Nikki Arnold needed some thoughts for an observation paper assigned in her Lifespan Development class at Lipscomb. She asked for my thoughts on the subject of balancing family and work. I needed to write my thoughts down to organize them. This are my thoughts as I sent them to Nikki. I thought they could possibly be helpful to others.  

I think an important thing that makes for good parenting when considering work as a major factor is intentionality. The normal work week for my job is manageable but the extra events and circumstances are what could threaten my family. Because of that, those are the types of work/family balancing issues that I’ll talk about. I think there are 3 ways to be intentional when balancing work and family in this way.

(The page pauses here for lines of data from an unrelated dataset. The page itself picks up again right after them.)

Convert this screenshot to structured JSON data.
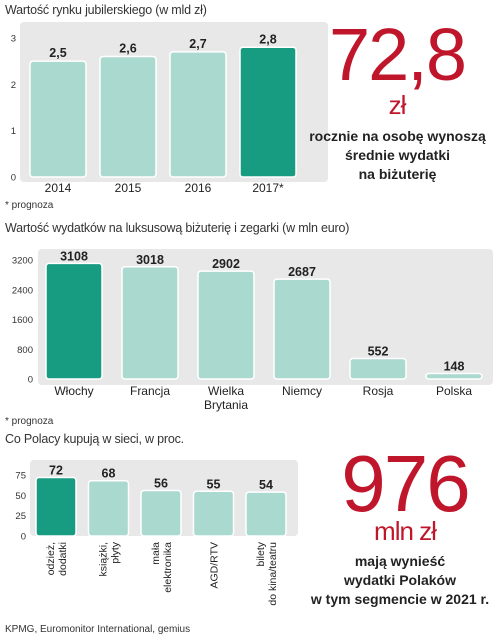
{
  "colors": {
    "bar": "#a9d9cf",
    "bar_highlight": "#179b81",
    "panel": "#e8e8e8",
    "accent": "#c0162c"
  },
  "top_chart": {
    "title": "Wartość rynku jubilerskiego (w mld zł)",
    "footnote": "* prognoza"
  },
  "middle_chart": {
    "title": "Wartość wydatków na luksusową biżuterię i zegarki (w mln euro)",
    "footnote": "* prognoza"
  },
  "bottom_chart": {
    "title": "Co Polacy kupują w sieci, w proc."
  },
  "callout_top": {
    "number": "72,8",
    "unit": "zł",
    "lines": [
      "rocznie na osobę wynoszą",
      "średnie wydatki",
      "na biżuterię"
    ]
  },
  "callout_bottom": {
    "number": "976",
    "unit": "mln zł",
    "lines": [
      "mają wynieść",
      "wydatki Polaków",
      "w tym segmencie w 2021 r."
    ]
  },
  "source": "KPMG, Euromonitor International, gemius",
  "chart_data": [
    {
      "type": "bar",
      "categories": [
        "2014",
        "2015",
        "2016",
        "2017*"
      ],
      "values": [
        2.5,
        2.6,
        2.7,
        2.8
      ],
      "value_labels": [
        "2,5",
        "2,6",
        "2,7",
        "2,8"
      ],
      "highlight_index": 3,
      "yticks": [
        0,
        1,
        2,
        3
      ],
      "ylim": [
        0,
        3
      ],
      "grid": false
    },
    {
      "type": "bar",
      "categories": [
        [
          "Włochy"
        ],
        [
          "Francja"
        ],
        [
          "Wielka",
          "Brytania"
        ],
        [
          "Niemcy"
        ],
        [
          "Rosja"
        ],
        [
          "Polska"
        ]
      ],
      "values": [
        3108,
        3018,
        2902,
        2687,
        552,
        148
      ],
      "value_labels": [
        "3108",
        "3018",
        "2902",
        "2687",
        "552",
        "148"
      ],
      "highlight_index": 0,
      "yticks": [
        0,
        800,
        1600,
        2400,
        3200
      ],
      "ylim": [
        0,
        3200
      ],
      "grid": false
    },
    {
      "type": "bar",
      "categories": [
        [
          "odzież,",
          "dodatki"
        ],
        [
          "książki,",
          "płyty"
        ],
        [
          "mała",
          "elektronika"
        ],
        [
          "AGD/RTV"
        ],
        [
          "bilety",
          "do kina/teatru"
        ]
      ],
      "values": [
        72,
        68,
        56,
        55,
        54
      ],
      "value_labels": [
        "72",
        "68",
        "56",
        "55",
        "54"
      ],
      "highlight_index": 0,
      "yticks": [
        0,
        25,
        50,
        75
      ],
      "ylim": [
        0,
        75
      ],
      "grid": false
    }
  ]
}
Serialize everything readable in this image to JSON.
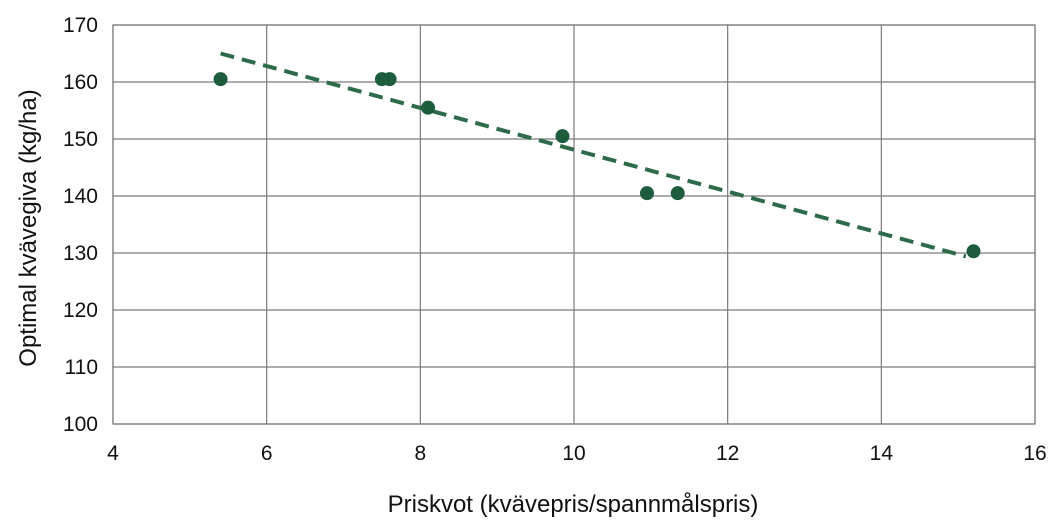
{
  "chart_data": {
    "type": "scatter",
    "title": "",
    "xlabel": "Priskvot (kvävepris/spannmålspris)",
    "ylabel": "Optimal kvävegiva (kg/ha)",
    "xlim": [
      4,
      16
    ],
    "ylim": [
      100,
      170
    ],
    "x_ticks": [
      4,
      6,
      8,
      10,
      12,
      14,
      16
    ],
    "y_ticks": [
      100,
      110,
      120,
      130,
      140,
      150,
      160,
      170
    ],
    "grid": true,
    "legend": "none",
    "colors": {
      "points": "#1e5c3e",
      "trendline": "#2e6b4a",
      "grid": "#7a7a7a",
      "text": "#111111"
    },
    "series": [
      {
        "points": [
          {
            "x": 5.4,
            "y": 160.5
          },
          {
            "x": 7.5,
            "y": 160.5
          },
          {
            "x": 7.6,
            "y": 160.5
          },
          {
            "x": 8.1,
            "y": 155.5
          },
          {
            "x": 9.85,
            "y": 150.5
          },
          {
            "x": 10.95,
            "y": 140.5
          },
          {
            "x": 11.35,
            "y": 140.5
          },
          {
            "x": 15.2,
            "y": 130.3
          }
        ]
      }
    ],
    "trendline": {
      "style": "dashed",
      "x_start": 5.4,
      "y_start": 165.0,
      "x_end": 15.1,
      "y_end": 129.4
    }
  }
}
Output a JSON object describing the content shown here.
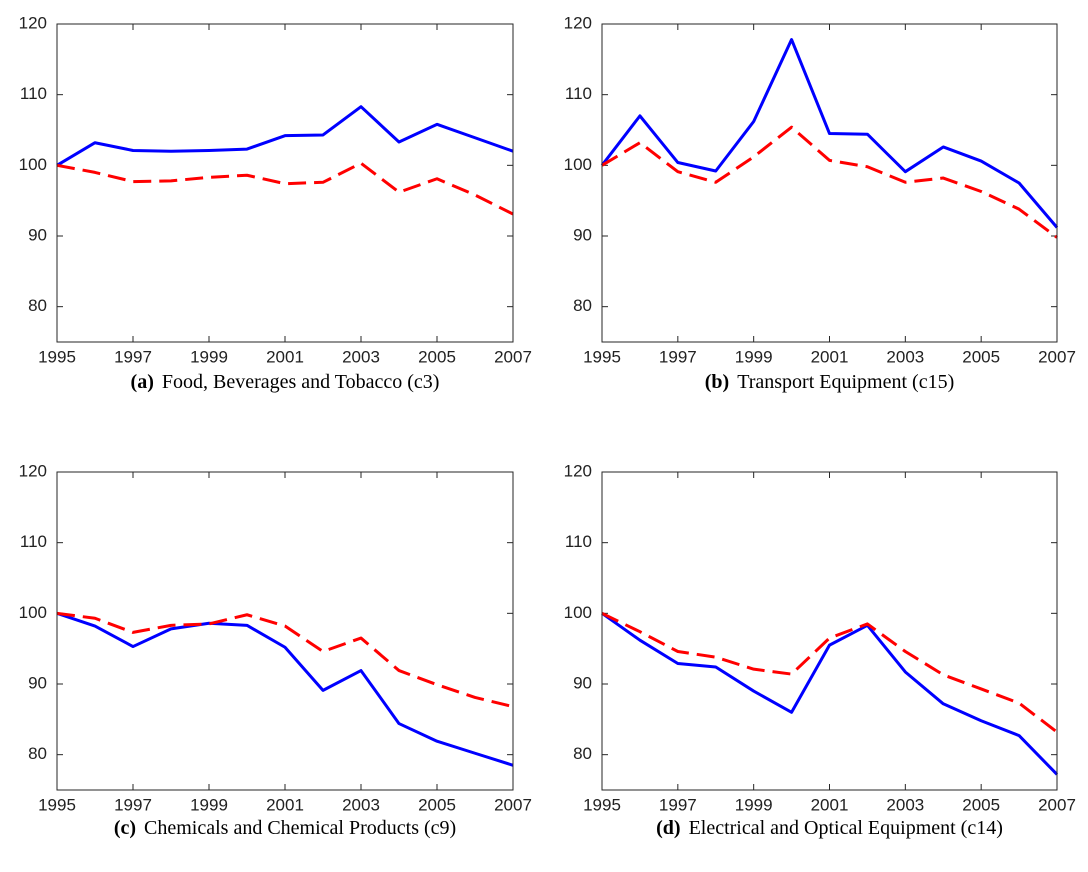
{
  "chart_data": [
    {
      "type": "line",
      "label": "(a)",
      "caption": "Food, Beverages and Tobacco (c3)",
      "x": [
        1995,
        1996,
        1997,
        1998,
        1999,
        2000,
        2001,
        2002,
        2003,
        2004,
        2005,
        2006,
        2007
      ],
      "xlim": [
        1995,
        2007
      ],
      "xticks": [
        1995,
        1997,
        1999,
        2001,
        2003,
        2005,
        2007
      ],
      "ylim": [
        75,
        120
      ],
      "yticks": [
        80,
        90,
        100,
        110,
        120
      ],
      "grid": false,
      "series": [
        {
          "color": "#0000ff",
          "style": "solid",
          "values": [
            100,
            103.2,
            102.1,
            102.0,
            102.1,
            102.3,
            104.2,
            104.3,
            108.3,
            103.3,
            105.8,
            103.9,
            102.0
          ]
        },
        {
          "color": "#ff0000",
          "style": "dashed",
          "values": [
            100,
            99.0,
            97.7,
            97.8,
            98.3,
            98.6,
            97.4,
            97.6,
            100.3,
            96.2,
            98.1,
            95.8,
            93.1
          ]
        }
      ]
    },
    {
      "type": "line",
      "label": "(b)",
      "caption": "Transport Equipment (c15)",
      "x": [
        1995,
        1996,
        1997,
        1998,
        1999,
        2000,
        2001,
        2002,
        2003,
        2004,
        2005,
        2006,
        2007
      ],
      "xlim": [
        1995,
        2007
      ],
      "xticks": [
        1995,
        1997,
        1999,
        2001,
        2003,
        2005,
        2007
      ],
      "ylim": [
        75,
        120
      ],
      "yticks": [
        80,
        90,
        100,
        110,
        120
      ],
      "grid": false,
      "series": [
        {
          "color": "#0000ff",
          "style": "solid",
          "values": [
            100,
            107.0,
            100.4,
            99.2,
            106.2,
            117.8,
            104.5,
            104.4,
            99.1,
            102.6,
            100.6,
            97.5,
            91.2
          ]
        },
        {
          "color": "#ff0000",
          "style": "dashed",
          "values": [
            100,
            103.2,
            99.1,
            97.6,
            101.2,
            105.4,
            100.7,
            99.8,
            97.6,
            98.2,
            96.3,
            93.8,
            89.8
          ]
        }
      ]
    },
    {
      "type": "line",
      "label": "(c)",
      "caption": "Chemicals and Chemical Products (c9)",
      "x": [
        1995,
        1996,
        1997,
        1998,
        1999,
        2000,
        2001,
        2002,
        2003,
        2004,
        2005,
        2006,
        2007
      ],
      "xlim": [
        1995,
        2007
      ],
      "xticks": [
        1995,
        1997,
        1999,
        2001,
        2003,
        2005,
        2007
      ],
      "ylim": [
        75,
        120
      ],
      "yticks": [
        80,
        90,
        100,
        110,
        120
      ],
      "grid": false,
      "series": [
        {
          "color": "#0000ff",
          "style": "solid",
          "values": [
            100,
            98.2,
            95.3,
            97.8,
            98.6,
            98.3,
            95.2,
            89.1,
            91.9,
            84.4,
            81.9,
            80.2,
            78.5
          ]
        },
        {
          "color": "#ff0000",
          "style": "dashed",
          "values": [
            100,
            99.3,
            97.3,
            98.3,
            98.5,
            99.8,
            98.2,
            94.6,
            96.5,
            91.9,
            89.9,
            88.1,
            86.8
          ]
        }
      ]
    },
    {
      "type": "line",
      "label": "(d)",
      "caption": "Electrical and Optical Equipment (c14)",
      "x": [
        1995,
        1996,
        1997,
        1998,
        1999,
        2000,
        2001,
        2002,
        2003,
        2004,
        2005,
        2006,
        2007
      ],
      "xlim": [
        1995,
        2007
      ],
      "xticks": [
        1995,
        1997,
        1999,
        2001,
        2003,
        2005,
        2007
      ],
      "ylim": [
        75,
        120
      ],
      "yticks": [
        80,
        90,
        100,
        110,
        120
      ],
      "grid": false,
      "series": [
        {
          "color": "#0000ff",
          "style": "solid",
          "values": [
            100,
            96.2,
            92.9,
            92.4,
            89.0,
            86.0,
            95.5,
            98.3,
            91.7,
            87.2,
            84.8,
            82.7,
            77.2
          ]
        },
        {
          "color": "#ff0000",
          "style": "dashed",
          "values": [
            100,
            97.4,
            94.6,
            93.8,
            92.1,
            91.4,
            96.5,
            98.5,
            94.6,
            91.3,
            89.3,
            87.3,
            83.2
          ]
        }
      ]
    }
  ]
}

The first way to be intentional is to decide upon which principles will you make the decisions of work and family. My guiding principle is that God has gifted me with my children and charged me with their development in a way that I am specifically responsible for the care of their souls. While God has also blessed me with talents and abilities with which to perform work, I don’t think he micro-managed the exact job I have or related events I attend. So while children are a specific, soul-possessing gift from God, my job is really just a generic gift. Therefore I know where my first allegiance must fall: with my children and family. This is not to say that family/children always and automatically win the battle of time or circumstance. But it is to say that I hold every decision on investment of time and energy up to this first principle of specific responsibility.

The second way to be intentional is determine the amount of expected influence. I don’t mean this to sound overly-calculated and cold, but I am a critical thinker by nature. Because of that, when two events or circumstances conflict with one another, I try to decide which to choose based on the amount of influence I expect the circumstance will produce. For example, if I’m asked to be away for a weekend to speak at a youth event out of town, I weigh the amount of influence I think I can have on those teens. If I think it’s an important subject to speak on or an influential event to attend, then I’ll choose to be away from my family for that weekend. If I’m asked to be away from my family but I determine that my presence will not be of much influence, then I’ll decline in order to have the time for family. The basis of this principle is to never make a decision based on ego, self-promotion or personal amusement.

The third principle for me is reinvestment. If I’m planning to be gone for a weekend, I’ll try to spend extra time before and after the event with my family. If I take away some family time for extra work or events, I try to take time back away from work to give back to my family. A terrible mistake any parent can make is to assume that your family should have to continually sacrifice to your job. As a working parent, you must find ways to make your job sacrifice back to your family.